The first FBS coaches
1. Jake Spavital, State of Texas
After stays as offensive coordinator at Texas A & M, Cal and West Virginia, the 33-year-old is in his first position as head coach. This should boost a 122nd ranked offense in the FBS with 19.8 points per game.
2. Chip Lindsey, Troy
The condition is everything, and Lindsey is a former quarterback from northern Alabama who was QB's coach at Troy in 2010. He has been offensive coordinator at Auburn the past two seasons after a stint in Arizona State. He should keep the momentum under Brown going in the right direction.
3. Eli Drinkwitz, State of Appalachia
Drinkwitz has been offensive coordinator and quarterback coach for the state of North Carolina for the past three seasons. The 35-year-old accepts the challenge of following Satterfield, and it will not be easy. Nevertheless, there are resources with which to work at Boone for what should be an explosive offensive team in 2019.
4. Mike Houston, East Carolina
Houston, 47, is 80-25 in three saves, including a 37-6 record with James Madison. He guided the Dukes to a national championship in 2016. He also has ties to North Carolina. It will work.
5. Thomas Hammock, North Illinois
Hammock played at Nothern Illinois, served as the halfback coach in 2005-06, and made his comeback after a stint with the Baltimore Ravens as a halfback coach.
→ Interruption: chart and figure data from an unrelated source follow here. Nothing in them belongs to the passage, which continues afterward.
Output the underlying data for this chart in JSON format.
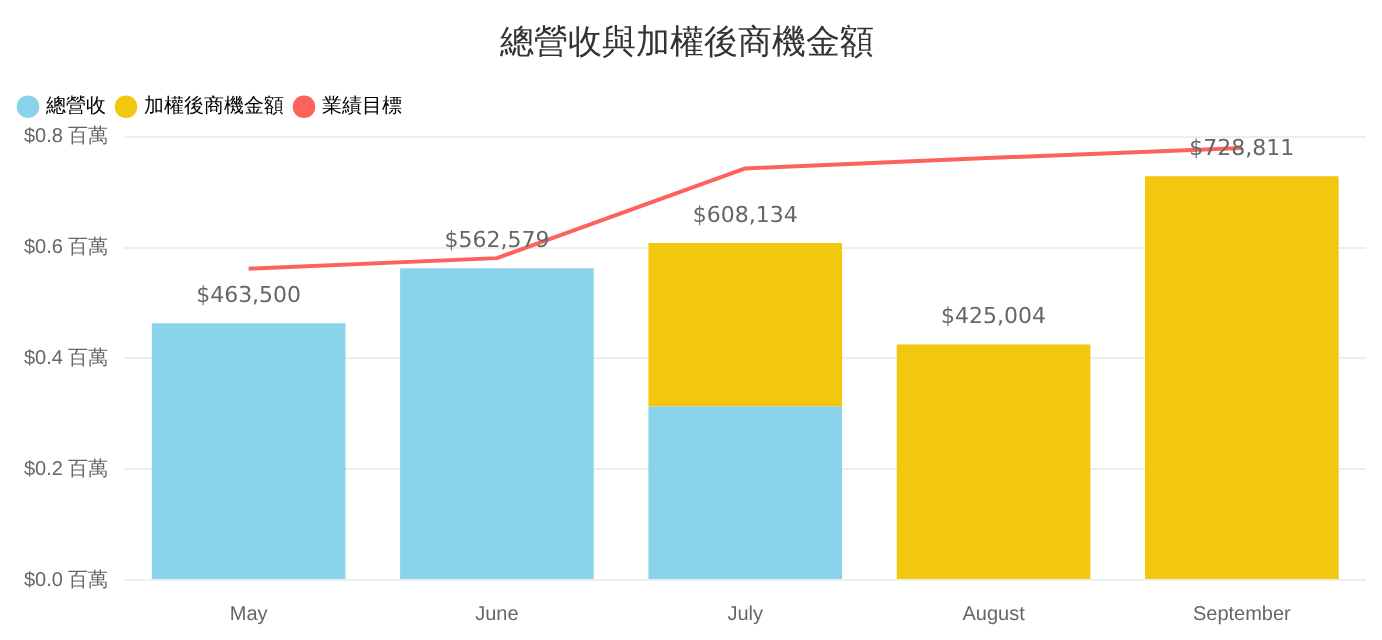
{
  "chart_data": {
    "type": "bar",
    "title": "總營收與加權後商機金額",
    "stacked": true,
    "categories": [
      "May",
      "June",
      "July",
      "August",
      "September"
    ],
    "series": [
      {
        "name": "總營收",
        "color": "#8ad4eb",
        "values": [
          0.4635,
          0.562579,
          0.313,
          null,
          null
        ]
      },
      {
        "name": "加權後商機金額",
        "color": "#f2c80f",
        "values": [
          null,
          null,
          0.295134,
          0.425004,
          0.728811
        ]
      },
      {
        "name": "業績目標",
        "type": "line",
        "color": "#fd625e",
        "values": [
          0.562,
          0.581,
          0.743,
          0.762,
          0.78
        ]
      }
    ],
    "totals": [
      "$463,500",
      "$562,579",
      "$608,134",
      "$425,004",
      "$728,811"
    ],
    "ylim": [
      0,
      0.8
    ],
    "yticks": [
      {
        "value": 0,
        "label": "$0.0 百萬"
      },
      {
        "value": 0.2,
        "label": "$0.2 百萬"
      },
      {
        "value": 0.4,
        "label": "$0.4 百萬"
      },
      {
        "value": 0.6,
        "label": "$0.6 百萬"
      },
      {
        "value": 0.8,
        "label": "$0.8 百萬"
      }
    ],
    "grid": "y",
    "legend": "top left",
    "marker": "none",
    "line_style": "solid"
  }
}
The identity of the Huskies has always resulted from this common game. It's a good fit.
6. Tom Arth, Akron
Arth finished 9-13 with UT-Chattanooga in the last two seasons, but he was 40-8 in the John Carroll Division III before. The native of northeastern Ohio is a good choice for Zips.
7. Scott Loeffler, Bowling Green
The former Michigan quarterback takes over after three years as offensive coordinator at Boston College. Loeffler, 44, is expected to have a steady impact on a program at MAC East that has had a dip in the past three seasons.
8. Walt Bell, UMass
Bell, 34, is a first-time head coach who has spent the past three seasons as offensive group coordinator in Maryland (2016-17) and Florida (2018). What will be the place of the former receiver of the Middle Tennessee State in Amherst?
9. Will Healy, Charlotte
Healy, 33, has been 13-21 at Austin Peay for the past three seasons. In 2008, he won the Richmond National Quarterback title and took over the 49ers program, which continues to make its way into the FBS.
10. Tyson Helton, Western Kentucky
Helton was the offensive coordinator of Tennessee last season and is the fifth different coach of Hilltoppers this decade. Helton, 41, is another offensive-minded coach to watch, but the program could provide some continuity in the future.